Former New Jersey Governor Chris Christie visited the Institute of Politics Tuesday for a conversation about policy responses to the opioid crisis in America.
Ed Gillespie, a current IOP resident fellow, hosted Christie for an off-the-record study group. The lotteried event, held in the FDR room at the IOP, was open to a select group of participants. Christie also attended a Director’s Dinner after the study group with IOP Director Mark D. Gearan ’78.
“Audiences at both of these sessions will be composed of Harvard undergraduate and graduate students, IOP Fellows and staff, local Republicans, and friends of the IOP,” Kennedy School spokesperson Thoko Moyo wrote in email Tuesday before the events.
Christie served as New Jersey Governor from 2010 to 2018. In June 2015, he announced his candidacy for president but dropped out of the race by Feb. 2016 after falling short in the Republican New Hampshire primary.

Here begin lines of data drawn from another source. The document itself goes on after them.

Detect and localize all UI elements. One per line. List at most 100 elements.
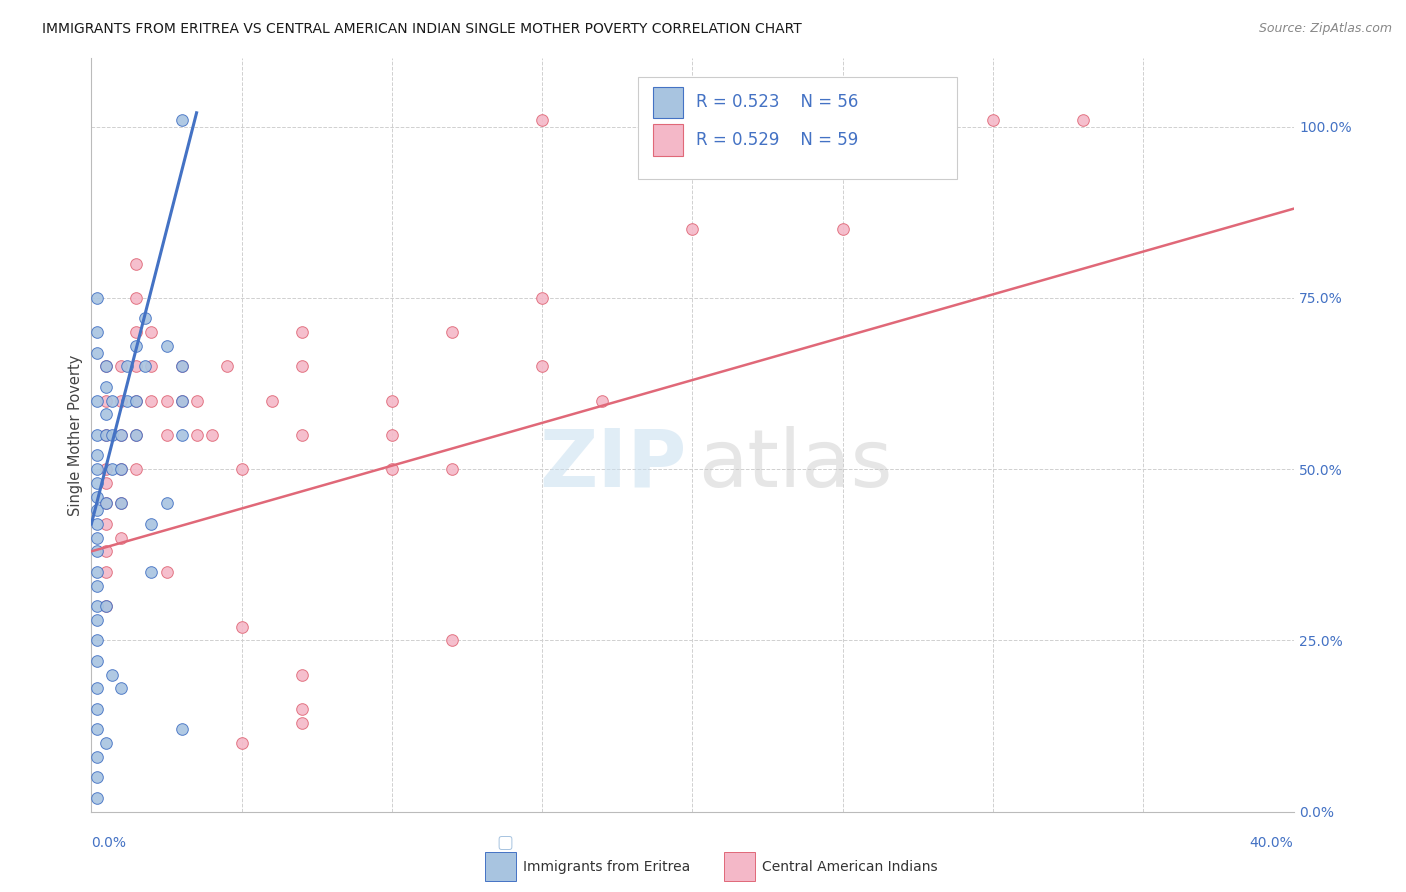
Point [96,428,118,442]
Point [125,462,148,476]
Point [531,359,554,374]
Point [110,428,132,442]
Point [86,633,108,648]
Point [86,325,108,339]
Point [96,736,118,750]
Point [125,359,148,374]
Point [155,428,177,442]
Point [86,475,108,490]
Point [86,750,108,764]
Point [96,407,118,421]
Point [86,345,108,359]
Point [96,462,118,476]
Point [231,620,253,634]
Point [110,462,132,476]
Text: 0.0%: 0.0% [91,836,127,850]
Text: atlas: atlas [699,426,893,504]
Point [155,339,177,353]
Text: Central American Indians: Central American Indians [762,860,938,874]
Point [96,359,118,374]
Bar [652,87,683,119]
Point [441,633,464,648]
Point [86,702,108,716]
Point [86,771,108,785]
Point [531,112,554,127]
Point [125,393,148,408]
Point [86,462,108,476]
Point [125,325,148,339]
Point [96,496,118,510]
Point [141,359,163,374]
Point [155,496,177,510]
Point [110,496,132,510]
Point [86,654,108,668]
Point [441,325,464,339]
Point [831,222,853,236]
Point [86,613,108,627]
Point [86,490,108,504]
Bar [652,124,683,156]
Point [117,359,139,374]
Point [215,359,238,374]
Point [141,516,163,531]
Point [186,428,208,442]
Point [531,291,554,305]
Point [381,393,404,408]
Point [96,359,118,374]
Point [155,565,177,579]
Point [125,428,148,442]
Point [86,393,108,408]
Point [291,702,314,716]
Point [170,393,193,408]
Point [86,599,108,614]
Text: R = 0.529    N = 59: R = 0.529 N = 59 [696,131,858,149]
Point [110,359,132,374]
Point [86,428,108,442]
Point [96,475,118,490]
Point [201,428,224,442]
Point [381,462,404,476]
Point [96,393,118,408]
Point [591,393,613,408]
Point [134,359,156,374]
Point [441,462,464,476]
Point [96,599,118,614]
Text: ▢: ▢ [496,834,513,852]
Point [86,565,108,579]
Point [186,393,208,408]
Point [117,393,139,408]
Text: ZIP: ZIP [538,426,686,504]
Point [981,112,1004,127]
Text: Immigrants from Eritrea: Immigrants from Eritrea [523,860,690,874]
Point [96,565,118,579]
Point [86,503,108,517]
Point [1071,112,1094,127]
Point [170,393,193,408]
Point [231,736,253,750]
Point [155,393,177,408]
Point [86,516,108,531]
Point [86,449,108,463]
Point [96,544,118,558]
Point [170,428,193,442]
Point [96,599,118,614]
Text: IMMIGRANTS FROM ERITREA VS CENTRAL AMERICAN INDIAN SINGLE MOTHER POVERTY CORRELA: IMMIGRANTS FROM ERITREA VS CENTRAL AMERI… [42,22,801,37]
Point [110,428,132,442]
Text: Source: ZipAtlas.com: Source: ZipAtlas.com [1258,22,1392,36]
Point [101,667,124,681]
Point [141,565,163,579]
Point [96,496,118,510]
Point [110,681,132,696]
Text: R = 0.523    N = 56: R = 0.523 N = 56 [696,94,859,112]
Point [101,462,124,476]
Point [291,428,314,442]
Point [141,393,163,408]
Point [101,393,124,408]
Point [291,325,314,339]
Point [134,311,156,326]
Text: 40.0%: 40.0% [1250,836,1294,850]
Point [125,428,148,442]
Point [291,359,314,374]
Y-axis label: Single Mother Poverty: Single Mother Poverty [67,354,83,516]
Point [110,462,132,476]
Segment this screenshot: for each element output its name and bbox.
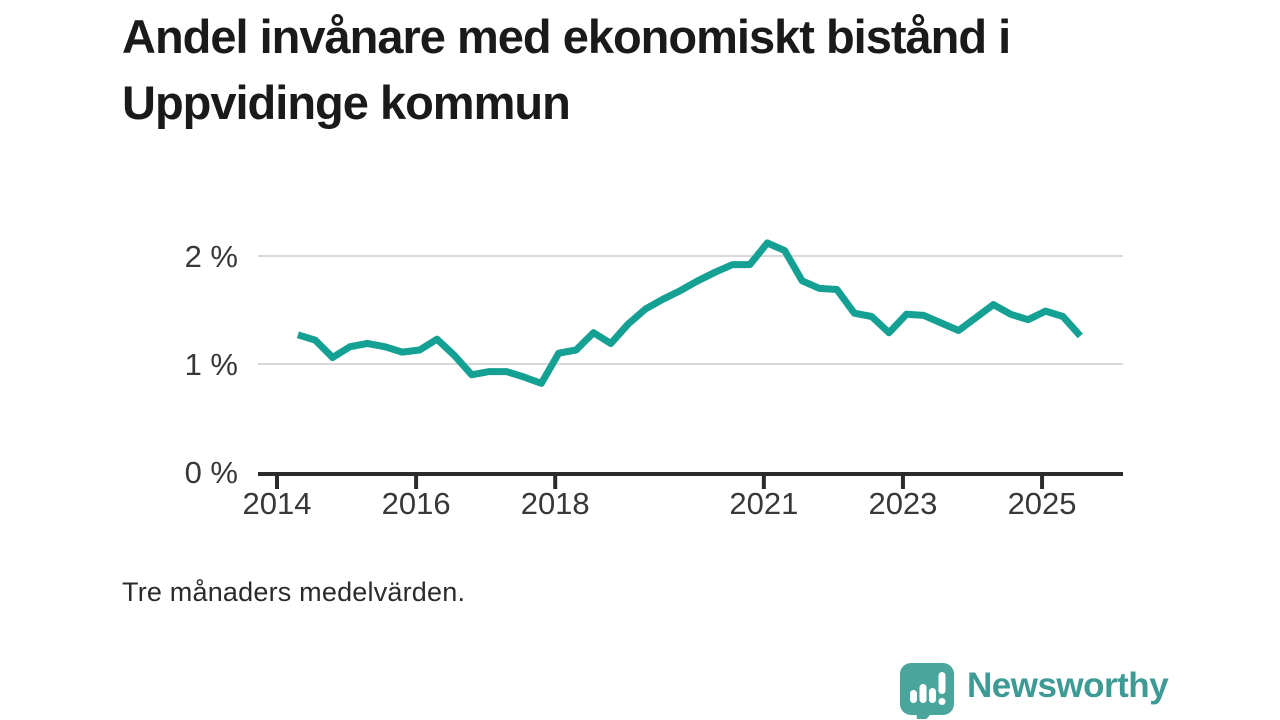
chart-footnote: Tre månaders medelvärden. [122,577,466,607]
data-line-series [296,239,1083,387]
y-tick-label: 2 % [185,239,238,274]
x-tick-label: 2016 [382,486,451,521]
newsworthy-logo-icon [900,663,954,719]
newsworthy-branding: Newsworthy [898,661,1169,719]
x-tick-label: 2021 [729,486,798,521]
y-tick-label: 1 % [185,347,238,382]
bar-chart-glyph [910,672,946,705]
y-tick-label: 0 % [185,455,238,490]
speech-bubble-shape [900,663,954,719]
x-tick-label: 2014 [243,486,312,521]
chart-title: Andel invånare med ekonomiskt bistånd i … [122,10,1011,129]
x-tick-label: 2023 [868,486,937,521]
x-tick-label: 2025 [1008,486,1077,521]
x-tick-label: 2018 [521,486,590,521]
newsworthy-wordmark: Newsworthy [967,666,1169,705]
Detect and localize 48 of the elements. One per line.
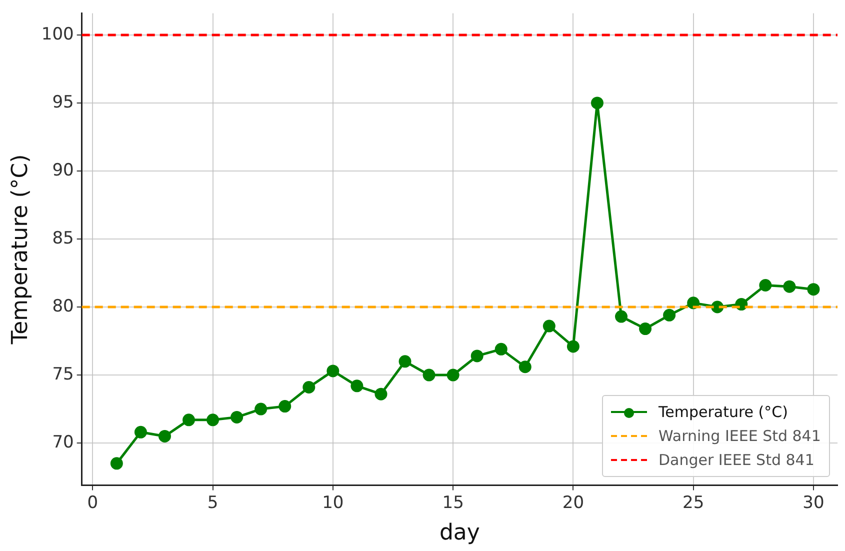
x-tick-label: 25 [682,492,704,513]
point [326,364,340,378]
point [494,342,508,356]
point [206,414,220,426]
point [374,388,388,400]
legend-label: Warning IEEE Std 841 [658,427,821,446]
x-tick-label: 30 [802,492,824,513]
x-axis-title: day [439,520,480,546]
legend-label: Temperature (°C) [658,403,788,422]
legend-label: Danger IEEE Std 841 [658,451,814,470]
x-tick-label: 5 [207,492,218,513]
point [518,360,532,374]
x-tick-label: 20 [562,492,584,513]
y-tick-label: 85 [52,228,74,248]
point [735,298,748,311]
y-tick-label: 100 [41,24,74,44]
point [687,296,700,310]
point [302,381,316,394]
y-tick-label: 75 [52,364,74,384]
point [663,308,676,322]
point [422,368,436,382]
x-tick-label: 10 [322,492,344,513]
point [807,283,820,296]
point [615,310,628,323]
x-tick-label: 15 [442,492,464,513]
y-tick-label: 90 [52,160,74,180]
point [590,96,604,110]
point [470,350,484,362]
y-tick-label: 95 [52,92,74,112]
point [278,400,292,413]
point [542,320,556,332]
point [759,278,772,292]
point [254,402,268,416]
point [134,426,147,438]
y-tick-label: 80 [52,296,74,316]
point [158,430,171,442]
y-tick-label: 70 [52,432,74,452]
point [110,457,123,470]
point [783,280,796,293]
point [566,340,580,353]
point [639,322,652,336]
point [230,410,244,424]
point [398,355,412,368]
point [446,368,460,382]
x-tick-label: 0 [87,492,98,513]
y-axis-title: Temperature (°C) [8,154,33,346]
point [182,414,196,426]
point [350,380,364,392]
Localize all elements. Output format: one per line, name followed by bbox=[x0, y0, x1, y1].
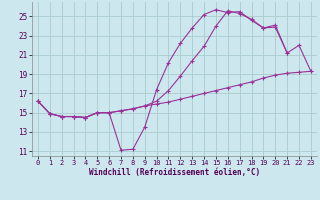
X-axis label: Windchill (Refroidissement éolien,°C): Windchill (Refroidissement éolien,°C) bbox=[89, 168, 260, 177]
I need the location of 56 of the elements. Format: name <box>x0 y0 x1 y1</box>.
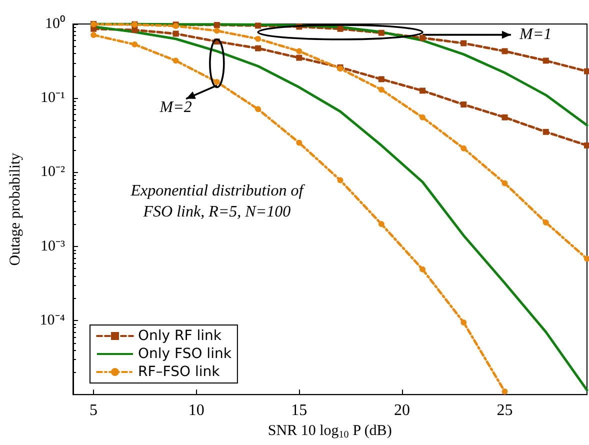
point <box>378 86 384 93</box>
point <box>337 177 344 184</box>
legend-label: Only RF link <box>138 328 222 344</box>
point <box>460 319 467 326</box>
point <box>584 68 589 74</box>
point <box>502 180 508 186</box>
point <box>460 145 467 152</box>
point <box>460 102 467 108</box>
point <box>132 41 138 48</box>
point <box>255 45 262 52</box>
point <box>172 30 179 37</box>
point <box>172 58 179 64</box>
point <box>255 36 262 42</box>
x-tick-label: 15 <box>291 402 308 420</box>
point <box>420 114 426 120</box>
point <box>214 28 220 34</box>
point <box>90 32 97 38</box>
annotation: Exponential distribution of FSO link, R=5, N=100 <box>130 182 306 221</box>
point <box>296 54 302 61</box>
point <box>296 140 302 146</box>
legend-label: Only FSO link <box>138 346 232 362</box>
x-tick-label: 20 <box>394 402 410 420</box>
point <box>296 48 302 54</box>
point <box>502 48 508 54</box>
y-tick-label: 10⁻¹ <box>40 90 65 106</box>
y-tick-label: 10⁻² <box>40 164 66 180</box>
point <box>542 219 549 226</box>
point <box>255 22 262 29</box>
y-axis-title: Outage probability <box>8 152 24 266</box>
y-tick-label: 10⁻⁴ <box>40 312 65 328</box>
point <box>420 34 426 41</box>
y-tick-label: 10⁻³ <box>40 238 66 254</box>
y-tick-label: 10⁰ <box>45 15 65 32</box>
point <box>584 256 589 262</box>
annotation: M=2 <box>158 98 192 116</box>
point <box>255 106 262 112</box>
point <box>420 88 426 94</box>
x-tick-label: 25 <box>496 402 513 420</box>
point <box>214 22 220 28</box>
point <box>214 79 220 85</box>
x-tick-label: 10 <box>188 402 204 420</box>
point <box>378 221 384 228</box>
annotation: M=1 <box>518 26 552 44</box>
point <box>378 76 384 82</box>
point <box>420 266 426 272</box>
x-tick-label: 5 <box>90 402 98 420</box>
point <box>460 40 467 46</box>
point <box>378 30 384 36</box>
point <box>584 142 589 148</box>
point <box>502 114 508 120</box>
point <box>337 26 344 32</box>
point <box>542 128 549 135</box>
point <box>502 388 508 395</box>
point <box>132 27 138 33</box>
legend-label: RF–FSO link <box>138 364 221 380</box>
point <box>542 58 549 64</box>
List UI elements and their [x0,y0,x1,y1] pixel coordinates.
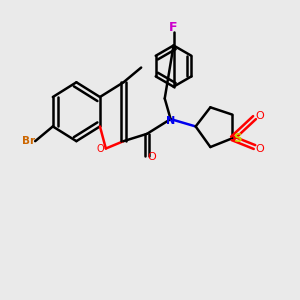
Text: F: F [169,21,178,34]
Text: N: N [166,116,175,126]
Text: O: O [147,152,156,162]
Text: O: O [256,143,264,154]
Text: Br: Br [22,136,35,146]
Text: S: S [233,132,242,145]
Text: O: O [256,111,264,121]
Text: O: O [97,143,104,154]
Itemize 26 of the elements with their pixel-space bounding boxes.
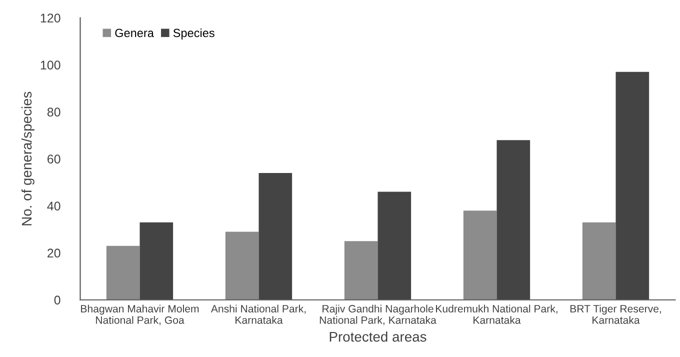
bar	[378, 192, 412, 300]
bar	[582, 222, 616, 300]
y-tick-label: 40	[47, 202, 60, 211]
bar	[496, 140, 530, 300]
bar	[463, 210, 497, 300]
legend-label: Species	[173, 28, 214, 40]
bar	[106, 246, 140, 300]
x-tick-label: Rajiv Gandhi Nagarhole National Park, Karnataka	[320, 304, 436, 326]
bar	[225, 232, 259, 300]
bar	[140, 222, 174, 300]
legend-label: Genera	[115, 28, 154, 38]
y-axis-title: No. of genera/species	[21, 92, 34, 226]
x-tick-label: Kudremukh National Park, Karnataka	[436, 304, 558, 324]
y-tick-label: 0	[54, 296, 60, 305]
y-tick-label: 100	[40, 60, 60, 70]
x-axis-title: Protected areas	[330, 332, 426, 342]
x-tick-label: Bhagwan Mahavir Molem National Park, Goa	[81, 304, 199, 326]
x-tick-label: Anshi National Park, Karnataka	[210, 304, 306, 324]
bar	[258, 172, 292, 300]
bar	[616, 72, 650, 300]
y-tick-label: 120	[40, 14, 60, 22]
x-tick-label: BRT Tiger Reserve, Karnataka	[570, 304, 661, 324]
bar	[344, 241, 378, 300]
y-tick-label: 80	[47, 108, 60, 117]
y-tick-label: 20	[48, 248, 60, 258]
y-tick-label: 60	[48, 154, 60, 164]
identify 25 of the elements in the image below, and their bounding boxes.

Christie chairs President Donald Trump’s Commission on Combating Drug Addiction and the Opioid Crisis. During his time as New Jersey governor, he rolled out plans to provide $200 million in additional funding to addressing the epidemic.
At the study group, Gillespie moderated a conversation with the former governor, discussing what “the current status on the opioid epidemic is” and solutions that state and federal governments can implement, according to the event description on Facebook.
After the discussion, about 40 minutes were allotted for student questions to Christie. Several attendees declined to comment on the details of the conversation.
Christie is among several Republicans who have visited the Institute of Politics in the past few weeks. Last week, former White House Press Secretary Sean Spicer spoke at an off-the-record study group hosted by current resident IOP fellow Scott Jennings, former special assistant to President George W. Bush.
Kennedy School Dean Douglas W. Elmendorf recently said in an interview that HKS would benefit from having “more prominent conservative voices.”
“I do think about how to present a full range of views at the Kennedy School and make sure that people who don’t agree are talking about those disagreements and not just ducking each other,” Elmendorf said.
Tuesday’s event was the last study group held by Ed Gillespie this semester.
Christie’s event comes as Harvard faculty and students have increasingly focused on policy solutions to the opioid epidemic. Last week, a panel of five former governors spoke about state level responses to the crisis at an event hosted by the School of Public Health.